Microsoft is warning of an uptick among nation-state and criminal actors increasingly leveraging publicly-disclosed zero-day vulnerabilities for breaching target environments.
The tech giant, in its 114-page Digital Defense Report, said it has "observed a reduction in the time between the announcement of a vulnerability and the commoditization of that vulnerability," making it imperative that organizations patch such exploits in a timely manner.
This also corroborates with an April 2022 advisory from the U.S. Cybersecurity and Infrastructure Security Agency (CISA), which found that bad actors are "aggressively" targeting newly disclosed software bugs against broad targets globally.
Microsoft noted that it only takes 14 days on average for an exploit to be available in the wild after public disclosure of a flaw, stating that while zero-day attacks are initially limited in scope, they tend to be swiftly adopted by other threat actors, leading to indiscriminate probing events before the patches are installed.

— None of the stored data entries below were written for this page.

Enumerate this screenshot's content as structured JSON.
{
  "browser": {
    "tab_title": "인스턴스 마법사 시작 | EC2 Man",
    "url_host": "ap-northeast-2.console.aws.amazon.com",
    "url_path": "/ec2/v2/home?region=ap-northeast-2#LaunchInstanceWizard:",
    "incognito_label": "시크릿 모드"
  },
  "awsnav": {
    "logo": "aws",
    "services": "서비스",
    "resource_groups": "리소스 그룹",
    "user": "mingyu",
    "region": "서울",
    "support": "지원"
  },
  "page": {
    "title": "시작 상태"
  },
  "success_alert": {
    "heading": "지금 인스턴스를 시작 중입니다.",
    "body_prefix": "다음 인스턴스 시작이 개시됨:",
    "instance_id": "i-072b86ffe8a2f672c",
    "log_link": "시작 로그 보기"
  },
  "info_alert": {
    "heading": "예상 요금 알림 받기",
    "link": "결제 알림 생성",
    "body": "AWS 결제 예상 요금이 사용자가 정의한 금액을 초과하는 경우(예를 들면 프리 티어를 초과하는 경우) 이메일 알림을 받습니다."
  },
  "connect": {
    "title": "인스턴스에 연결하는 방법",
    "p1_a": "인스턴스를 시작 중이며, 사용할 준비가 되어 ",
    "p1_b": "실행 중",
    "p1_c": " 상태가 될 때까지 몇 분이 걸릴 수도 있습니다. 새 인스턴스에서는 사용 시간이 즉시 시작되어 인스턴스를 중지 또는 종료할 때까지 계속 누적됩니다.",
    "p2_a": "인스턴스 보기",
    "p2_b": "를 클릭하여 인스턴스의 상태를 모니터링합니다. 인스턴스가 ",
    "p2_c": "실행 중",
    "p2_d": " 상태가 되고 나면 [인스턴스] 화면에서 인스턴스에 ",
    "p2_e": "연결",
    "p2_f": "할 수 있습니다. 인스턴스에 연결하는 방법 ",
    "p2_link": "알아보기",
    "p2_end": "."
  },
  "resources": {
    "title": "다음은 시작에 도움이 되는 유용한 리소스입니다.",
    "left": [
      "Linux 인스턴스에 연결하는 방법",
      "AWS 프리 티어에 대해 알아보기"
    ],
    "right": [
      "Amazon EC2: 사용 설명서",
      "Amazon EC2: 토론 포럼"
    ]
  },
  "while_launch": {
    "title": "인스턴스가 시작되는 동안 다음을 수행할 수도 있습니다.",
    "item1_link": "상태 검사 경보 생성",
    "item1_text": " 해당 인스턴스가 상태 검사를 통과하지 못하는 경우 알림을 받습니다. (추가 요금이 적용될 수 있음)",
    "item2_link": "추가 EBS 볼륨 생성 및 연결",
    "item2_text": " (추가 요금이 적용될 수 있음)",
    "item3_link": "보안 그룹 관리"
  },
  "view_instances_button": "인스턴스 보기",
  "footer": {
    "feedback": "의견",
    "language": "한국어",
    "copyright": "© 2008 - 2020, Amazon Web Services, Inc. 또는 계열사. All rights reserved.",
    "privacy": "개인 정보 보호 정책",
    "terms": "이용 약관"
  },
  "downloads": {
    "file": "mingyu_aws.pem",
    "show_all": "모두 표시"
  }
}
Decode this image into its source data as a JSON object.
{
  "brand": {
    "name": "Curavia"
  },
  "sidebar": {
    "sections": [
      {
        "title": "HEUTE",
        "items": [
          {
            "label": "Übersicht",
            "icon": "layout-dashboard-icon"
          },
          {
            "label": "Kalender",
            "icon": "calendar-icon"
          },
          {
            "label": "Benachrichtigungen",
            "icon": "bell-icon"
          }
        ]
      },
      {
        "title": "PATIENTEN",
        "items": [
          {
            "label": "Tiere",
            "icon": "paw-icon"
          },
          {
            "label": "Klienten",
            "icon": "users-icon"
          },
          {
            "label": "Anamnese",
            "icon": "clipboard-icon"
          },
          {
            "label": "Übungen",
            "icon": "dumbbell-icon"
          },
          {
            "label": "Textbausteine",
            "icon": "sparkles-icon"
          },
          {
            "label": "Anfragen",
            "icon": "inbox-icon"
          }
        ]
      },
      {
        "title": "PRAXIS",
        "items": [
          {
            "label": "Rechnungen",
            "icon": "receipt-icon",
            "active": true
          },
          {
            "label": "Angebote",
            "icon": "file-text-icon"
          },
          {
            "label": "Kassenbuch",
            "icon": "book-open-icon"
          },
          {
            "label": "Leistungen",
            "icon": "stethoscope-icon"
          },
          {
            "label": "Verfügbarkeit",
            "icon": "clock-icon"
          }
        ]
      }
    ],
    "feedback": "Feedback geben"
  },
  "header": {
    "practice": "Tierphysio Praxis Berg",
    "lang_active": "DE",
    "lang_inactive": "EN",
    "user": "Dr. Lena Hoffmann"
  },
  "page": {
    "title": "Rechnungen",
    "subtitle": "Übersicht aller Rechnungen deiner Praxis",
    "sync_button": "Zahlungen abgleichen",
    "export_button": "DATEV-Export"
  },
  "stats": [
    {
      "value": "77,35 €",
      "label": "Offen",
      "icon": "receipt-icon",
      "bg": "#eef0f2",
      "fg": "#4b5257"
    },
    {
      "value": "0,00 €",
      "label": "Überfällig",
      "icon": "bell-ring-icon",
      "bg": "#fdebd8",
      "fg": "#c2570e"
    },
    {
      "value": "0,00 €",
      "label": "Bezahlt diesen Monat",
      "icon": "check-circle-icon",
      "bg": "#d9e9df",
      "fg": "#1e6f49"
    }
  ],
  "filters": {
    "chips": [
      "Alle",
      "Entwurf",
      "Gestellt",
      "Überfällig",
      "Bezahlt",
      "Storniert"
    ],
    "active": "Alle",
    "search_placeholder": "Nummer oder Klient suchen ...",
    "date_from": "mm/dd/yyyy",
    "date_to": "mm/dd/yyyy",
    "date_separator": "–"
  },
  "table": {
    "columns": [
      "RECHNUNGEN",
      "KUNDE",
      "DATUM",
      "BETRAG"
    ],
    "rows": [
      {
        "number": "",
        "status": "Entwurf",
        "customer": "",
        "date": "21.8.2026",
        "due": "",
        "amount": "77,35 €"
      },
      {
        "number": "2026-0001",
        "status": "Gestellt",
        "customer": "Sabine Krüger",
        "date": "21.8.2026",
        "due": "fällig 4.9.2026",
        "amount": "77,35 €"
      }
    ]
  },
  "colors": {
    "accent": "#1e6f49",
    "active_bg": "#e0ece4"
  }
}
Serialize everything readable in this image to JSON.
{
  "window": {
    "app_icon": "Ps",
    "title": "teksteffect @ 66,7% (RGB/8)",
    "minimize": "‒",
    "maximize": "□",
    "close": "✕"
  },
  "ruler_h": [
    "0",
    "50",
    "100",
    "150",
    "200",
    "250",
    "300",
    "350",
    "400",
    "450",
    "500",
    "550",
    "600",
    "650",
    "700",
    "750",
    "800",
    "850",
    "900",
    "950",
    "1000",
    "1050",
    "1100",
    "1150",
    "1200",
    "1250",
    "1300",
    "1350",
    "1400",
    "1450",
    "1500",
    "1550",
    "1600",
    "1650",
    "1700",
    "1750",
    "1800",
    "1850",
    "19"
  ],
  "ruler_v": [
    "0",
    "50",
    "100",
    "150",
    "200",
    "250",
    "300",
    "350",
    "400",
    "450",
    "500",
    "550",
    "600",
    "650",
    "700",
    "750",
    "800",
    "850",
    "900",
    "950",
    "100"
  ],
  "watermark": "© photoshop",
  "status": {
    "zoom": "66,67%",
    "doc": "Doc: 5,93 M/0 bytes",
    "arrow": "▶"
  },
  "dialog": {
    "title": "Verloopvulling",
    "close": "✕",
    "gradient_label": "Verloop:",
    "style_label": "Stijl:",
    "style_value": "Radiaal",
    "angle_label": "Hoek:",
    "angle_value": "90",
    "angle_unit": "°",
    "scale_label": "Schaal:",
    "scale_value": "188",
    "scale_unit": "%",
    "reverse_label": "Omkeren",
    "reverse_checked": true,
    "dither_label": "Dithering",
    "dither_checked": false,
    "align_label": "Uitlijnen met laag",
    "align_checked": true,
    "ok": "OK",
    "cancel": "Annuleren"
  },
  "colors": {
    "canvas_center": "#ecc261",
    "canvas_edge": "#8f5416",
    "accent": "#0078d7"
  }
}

It further accused Chinese state-sponsored groups of being "particularly proficient" at discovering and developing zero-day exploits.
This has been compounded by the fact that the Cyberspace Administration of China (CAC) enacted a new vulnerability reporting regulation in September 2021 that requires security flaws to be reported to the government prior to them being shared with the product developers.
Redmond further said the law could enable government-backed elements to stockpile and weaponize the reported bugs, resulting in the increased use of zero-days for espionage activities designed to advance China's economic and military interests.
Some of the vulnerabilities that were first exploited by Chinese actors before being picked up by other adversarial groups include -
- CVE-2021-35211 (CVSS score: 10.0) - A remote code execution flaw in SolarWinds Serv-U Managed File Transfer Server and Serv-U Secure FTP software that was exploited by DEV-0322.
- CVE-2021-40539 (CVSS score: 9.8) - An authentication bypass flaw in Zoho ManageEngine ADSelfService Plus that was exploited by DEV-0322 (TiltedTemple).
- CVE-2021-44077 (CVSS score: 9.8) - An unauthenticated remote code execution flaw in Zoho ManageEngine ServiceDesk Plus that was exploited by DEV-0322 (TiltedTemple).
- CVE-2021-42321 (CVSS score: 8.8) - A remote code execution flaw in Microsoft Exchange Server that was exploited three days after it was revealed during the Tianfu Cup hacking contest on October 16-17, 2021.
- CVE-2022-26134 (CVSS score: 9.8) - An Object-Graph Navigation Language (OGNL) injection flaw in Atlassian Confluence that's likely to have been leveraged by a China-affiliated actor against an unnamed U.S. entity days before the flaw's disclosure on June 2.
The findings also come almost a month after CISA released a list of top vulnerabilities weaponized by China-based actors since 2020 to steal intellectual property and develop access into sensitive networks.
"Zero-day vulnerabilities are a particularly effective means for initial exploitation and, once publicly exposed, vulnerabilities can be rapidly reused by other nation-state and criminal actors," the company said.